2014-09-01 15.05.44.jpg

I've got both phases working independently. The differential amplifier and the HPF output the correct waveform when not connected to the fullwave rectifier portion of the circuit [everything after V2] and the fullwave rectifier will take a waveform similar to V2 and output a wave form similar to Vout.

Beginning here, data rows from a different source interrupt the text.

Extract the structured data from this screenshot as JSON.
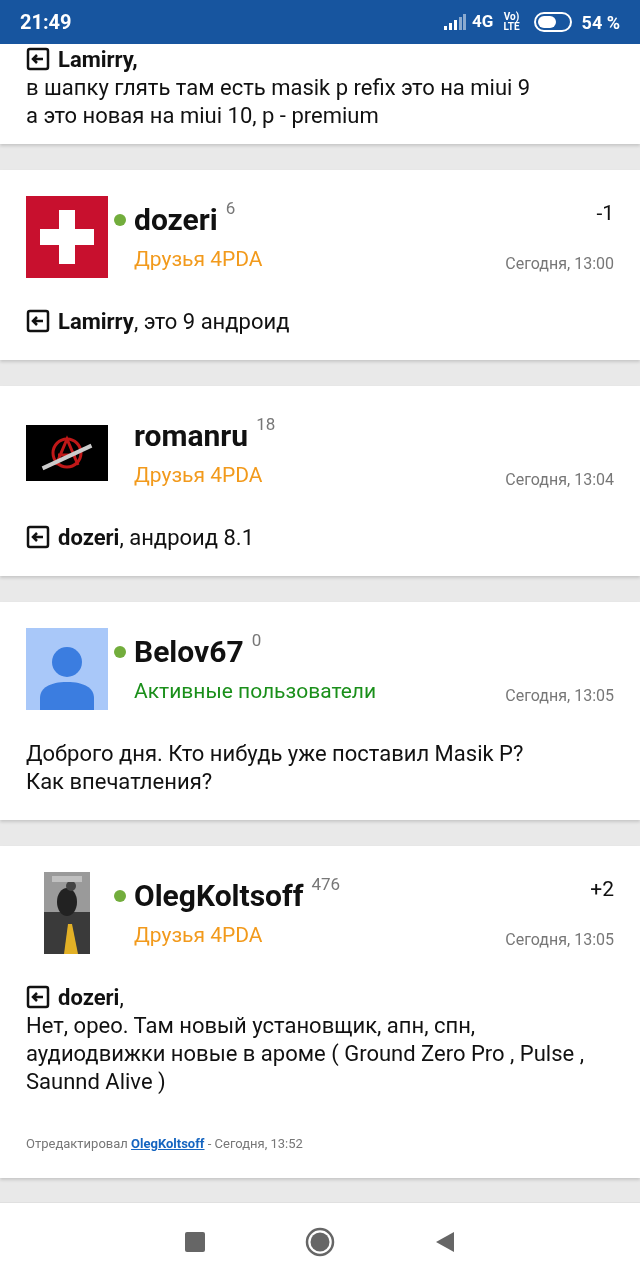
{
  "status_bar": {
    "time": "21:49",
    "network": "4G",
    "volte_top": "Vo)",
    "volte_bottom": "LTE",
    "battery": "54 %"
  },
  "posts": [
    {
      "kind": "partial",
      "reply": true,
      "text": "**Lamirry,**\nв шапку глять там есть masik p refix это на miui 9\nа это новая на miui 10, p - premium"
    },
    {
      "kind": "full",
      "avatar": {
        "kind": "flag"
      },
      "online": true,
      "author": "dozeri",
      "reputation": "6",
      "rank": "Друзья 4PDA",
      "color": "#f29a1c",
      "rating": "-1",
      "time": "Сегодня, 13:00",
      "reply": true,
      "text": "**Lamirry**, это 9 андроид"
    },
    {
      "kind": "full",
      "online": false,
      "author": "romanru",
      "reputation": "18",
      "rank": "Друзья 4PDA",
      "color": "#f29a1c",
      "time": "Сегодня, 13:04",
      "reply": true,
      "text": "**dozeri**, андроид 8.1"
    },
    {
      "kind": "full",
      "avatar": {
        "kind": "default"
      },
      "online": true,
      "author": "Belov67",
      "reputation": "0",
      "rank": "Активные пользователи",
      "color": "#1a8f1a",
      "time": "Сегодня, 13:05",
      "reply": false,
      "text": "Доброго дня. Кто нибудь уже поставил Masik P?\nКак впечатления?"
    },
    {
      "kind": "full",
      "online": true,
      "author": "OlegKoltsoff",
      "reputation": "476",
      "rank": "Друзья 4PDA",
      "color": "#f29a1c",
      "rating": "+2",
      "time": "Сегодня, 13:05",
      "reply": true,
      "text": "**dozeri**,\nНет, орео. Там новый установщик, апн, спн, аудиодвижки  новые в ароме ( Ground Zero Pro , Pulse , Saunnd Alive )",
      "edited": {
        "prefix": "Отредактировал",
        "author": "OlegKoltsoff",
        "suffix": "- Сегодня, 13:52"
      }
    }
  ]
}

However, when I connect the output of the HPF to the input of the fullwave rectifier circuit, the signal at V2 gains a DC offset close but not exactly back to where it was at V1!

What can cause this?!

(The differential amplifier is AD8226 and the gen purpose opamp (rectifier phase) is a LM6134. Both opamps are using the same +Vs and GND planes.)

Thanks for your time,
Brian
 

kubeek

Joined Sep 20, 2005
5,794
I don't see how you expect to achieve full wave rectification. According to my books the circuit has gain of 1, and certainly no rectification is happening.
 

Thread Starter

NullPoint

Joined Jul 16, 2011
26
I don't see how you expect to achieve full wave rectification. According to my books the circuit has gain of 1, and certainly no rectification is happening.
Thanks for replying kubeek.

The rectifier phase is supposed to have a gain of 1. The differential amplifier does all the amplifying. As for how the rectifier works, check out this web article http://electronicdesign.com/archive/full-wave-active-rectifier-requires-no-diodes .

Also, I should have probably mentioned this in my OP but I'm not going on simulations or anything. I've got this circuit breadboarded up on my worktable. It does achieve fullwave rectification when I input a sine wave. It also is correctly rectifying the signal when both phases are connected but since the input signal has the problematic DC offset only the little nub of the wave form that drops below zero gets rectified not half the waveform as is anticipated.
 

MikeML

Joined Oct 2, 2009
5,444
66.jpg That edn circuit very much depends on the opamps being rail-to-rain In and Out. Are yours?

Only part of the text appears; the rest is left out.